The above course carries COLL A & H distribution credit
Meets with another section (27787) of A300
This course will examine the development of Jewish concepts of death
and life-after-death.  The general survey will cover the broad
historical timeline of Judaism, from the Hebrew Bible to the
rabbinic writings. The class will also examine sources that reflect
the formative period of Judaism (the Dead Sea Scrolls and other
Second Temple period literature), and will look at the Jewish
background of early Christian afterlife-concepts found in the New
Testament. Topics to be considered include dying as a social
process; the development of an afterlife dichotomy that implies
notions of final retribution or reward; the immortality of the soul
and the resurrection of the body.

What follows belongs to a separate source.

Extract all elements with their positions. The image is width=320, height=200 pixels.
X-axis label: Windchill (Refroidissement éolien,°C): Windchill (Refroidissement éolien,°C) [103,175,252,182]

The exploration of each topic will
reveal the extensive discussion and plurality of thought that is
evident in literature beginning with the biblical texts and
extending into the rabbinic sources.  The purpose of the course is
to explore early ideas about the afterlife within Jewish cultural
contexts, and to further examine how these concepts evolved in
dynamic interaction with socio-historical circumstances.  The
objective of this course is to make the students more aware of the
manner in which past ideas about death and the afterlife developed,
and the ways in which they have prompted reflection of human
suffering, divine justice, and mortality.